Despite the bigger crowd, this year's festival felt less congested because the acts were spread out across a wider area. New venues such as Cathay Green - in front of The Cathay along Bras Basah Road - and the Armenian Church, helped to spread the crowds out. Auxiliary police were also on hand to help facilitate pedestrians crossing in the vicinity.
"It is amazing to see Singaporeans young and old coming out to support the festival and truly calling it their own," says festival director Angelita Teo, 42.

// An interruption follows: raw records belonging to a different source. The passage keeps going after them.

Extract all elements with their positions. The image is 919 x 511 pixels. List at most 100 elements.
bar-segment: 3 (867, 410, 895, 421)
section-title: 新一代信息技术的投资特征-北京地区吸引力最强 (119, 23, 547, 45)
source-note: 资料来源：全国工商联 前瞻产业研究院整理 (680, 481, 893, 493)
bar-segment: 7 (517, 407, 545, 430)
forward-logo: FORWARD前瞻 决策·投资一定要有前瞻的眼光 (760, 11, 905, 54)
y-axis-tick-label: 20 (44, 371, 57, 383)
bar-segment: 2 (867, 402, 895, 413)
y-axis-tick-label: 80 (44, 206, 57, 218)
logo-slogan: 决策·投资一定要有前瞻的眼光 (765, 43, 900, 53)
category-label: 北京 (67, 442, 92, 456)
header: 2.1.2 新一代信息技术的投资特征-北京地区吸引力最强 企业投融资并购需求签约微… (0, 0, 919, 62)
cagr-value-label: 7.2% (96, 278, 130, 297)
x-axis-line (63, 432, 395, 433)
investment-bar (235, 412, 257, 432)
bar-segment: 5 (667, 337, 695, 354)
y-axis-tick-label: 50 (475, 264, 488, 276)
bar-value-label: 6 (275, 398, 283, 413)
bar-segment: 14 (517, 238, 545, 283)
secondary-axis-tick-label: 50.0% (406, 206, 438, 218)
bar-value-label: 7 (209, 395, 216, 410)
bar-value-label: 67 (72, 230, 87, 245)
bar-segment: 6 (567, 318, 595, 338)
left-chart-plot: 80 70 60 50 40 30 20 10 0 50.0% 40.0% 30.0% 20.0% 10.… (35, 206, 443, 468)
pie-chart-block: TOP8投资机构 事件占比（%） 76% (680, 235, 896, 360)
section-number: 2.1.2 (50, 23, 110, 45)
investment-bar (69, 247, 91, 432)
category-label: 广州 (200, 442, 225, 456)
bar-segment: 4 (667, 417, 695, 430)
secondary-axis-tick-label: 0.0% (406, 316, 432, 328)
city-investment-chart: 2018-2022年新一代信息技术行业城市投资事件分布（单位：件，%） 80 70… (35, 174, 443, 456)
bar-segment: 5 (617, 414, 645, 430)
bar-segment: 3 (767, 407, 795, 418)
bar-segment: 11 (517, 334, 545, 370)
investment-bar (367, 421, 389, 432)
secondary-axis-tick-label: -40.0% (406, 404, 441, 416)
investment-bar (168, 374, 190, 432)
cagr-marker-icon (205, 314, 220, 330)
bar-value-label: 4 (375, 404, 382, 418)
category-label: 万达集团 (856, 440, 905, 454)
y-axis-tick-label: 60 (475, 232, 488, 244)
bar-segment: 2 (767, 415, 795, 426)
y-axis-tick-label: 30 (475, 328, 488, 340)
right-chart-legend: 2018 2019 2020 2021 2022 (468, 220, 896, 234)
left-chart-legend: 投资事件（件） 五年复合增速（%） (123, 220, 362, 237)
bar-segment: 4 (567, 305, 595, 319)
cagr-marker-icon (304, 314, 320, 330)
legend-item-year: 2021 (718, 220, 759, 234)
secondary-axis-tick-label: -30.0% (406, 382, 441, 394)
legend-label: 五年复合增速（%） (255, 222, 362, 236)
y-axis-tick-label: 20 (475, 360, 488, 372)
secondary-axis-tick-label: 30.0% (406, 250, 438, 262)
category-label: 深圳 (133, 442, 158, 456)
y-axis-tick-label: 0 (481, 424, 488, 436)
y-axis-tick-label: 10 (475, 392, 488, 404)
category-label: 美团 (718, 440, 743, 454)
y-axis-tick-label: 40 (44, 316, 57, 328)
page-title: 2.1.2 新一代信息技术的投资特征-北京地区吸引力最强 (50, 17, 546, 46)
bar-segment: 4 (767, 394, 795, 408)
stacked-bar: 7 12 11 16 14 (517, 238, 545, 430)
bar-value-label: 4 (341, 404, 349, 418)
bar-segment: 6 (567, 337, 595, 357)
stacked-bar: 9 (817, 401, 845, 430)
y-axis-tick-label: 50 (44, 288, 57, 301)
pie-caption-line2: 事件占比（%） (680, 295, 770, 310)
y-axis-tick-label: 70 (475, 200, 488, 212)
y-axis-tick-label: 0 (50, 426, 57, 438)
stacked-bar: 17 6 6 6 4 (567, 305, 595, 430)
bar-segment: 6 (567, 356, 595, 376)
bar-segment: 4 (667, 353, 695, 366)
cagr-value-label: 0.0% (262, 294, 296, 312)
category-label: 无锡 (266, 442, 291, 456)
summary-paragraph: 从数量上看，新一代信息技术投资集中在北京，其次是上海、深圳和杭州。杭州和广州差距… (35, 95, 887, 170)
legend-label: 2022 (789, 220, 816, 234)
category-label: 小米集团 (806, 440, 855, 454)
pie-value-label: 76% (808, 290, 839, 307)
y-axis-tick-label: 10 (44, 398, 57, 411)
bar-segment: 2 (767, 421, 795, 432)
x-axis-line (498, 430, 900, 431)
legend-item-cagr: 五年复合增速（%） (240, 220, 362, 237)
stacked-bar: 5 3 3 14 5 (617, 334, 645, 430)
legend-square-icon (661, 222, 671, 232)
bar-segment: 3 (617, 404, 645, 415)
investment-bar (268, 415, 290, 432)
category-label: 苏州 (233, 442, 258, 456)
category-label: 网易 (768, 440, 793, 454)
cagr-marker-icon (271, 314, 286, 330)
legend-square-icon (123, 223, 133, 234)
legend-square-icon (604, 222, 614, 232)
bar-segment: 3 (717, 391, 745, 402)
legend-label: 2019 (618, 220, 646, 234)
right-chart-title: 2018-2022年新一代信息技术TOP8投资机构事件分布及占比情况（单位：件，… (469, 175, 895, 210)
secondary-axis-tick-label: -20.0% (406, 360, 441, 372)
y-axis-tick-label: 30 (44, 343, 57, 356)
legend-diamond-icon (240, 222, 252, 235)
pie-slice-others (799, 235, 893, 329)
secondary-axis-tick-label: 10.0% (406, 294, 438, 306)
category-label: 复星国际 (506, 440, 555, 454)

On Friday night, it rained heavily from 8 to 9pm, forcing organisers to postpone performances such as American artist and inventor William Close's Earth Harp, which transformed the National Museum of Singapore into a larger-than-life harp, and Austrian collective Phoenix's aerial shows outside the National Museum of Singapore.
A music performance by home-grown pop band Lost Weekend at SMU Green was also delayed.
Some of the Night Lights installations, such as Divine Trees by Clement Briend - with projections of Buddha on the trees next to the National Museum - and Spirits Of Nature, which transformed the facade of the Singapore Art Museum into a canvas of cobblestones and creeping vines, were also stopped for the safety of festivalgoers.
When Life! visited after the rain subsided, it seemed that the crowds had re-emerged, with a healthy number gathering to watch first-time festival act Singapore Pro Wrestlers "fight" in Armenian Street.
At the Festival Village at Cathay Green and SMU Green, where the grounds were muddy post-rain, the festival acts drew smaller crowds. However, local musicians The Stoned Revivals were greeted with an enthusiastic crowd on both days last weekend.
Ms Wywy Yeo, 33, a public relations consultant, says: "I last saw them more than 10 years ago. They sounded as good now as they did then, so my visit paid off despite the mud."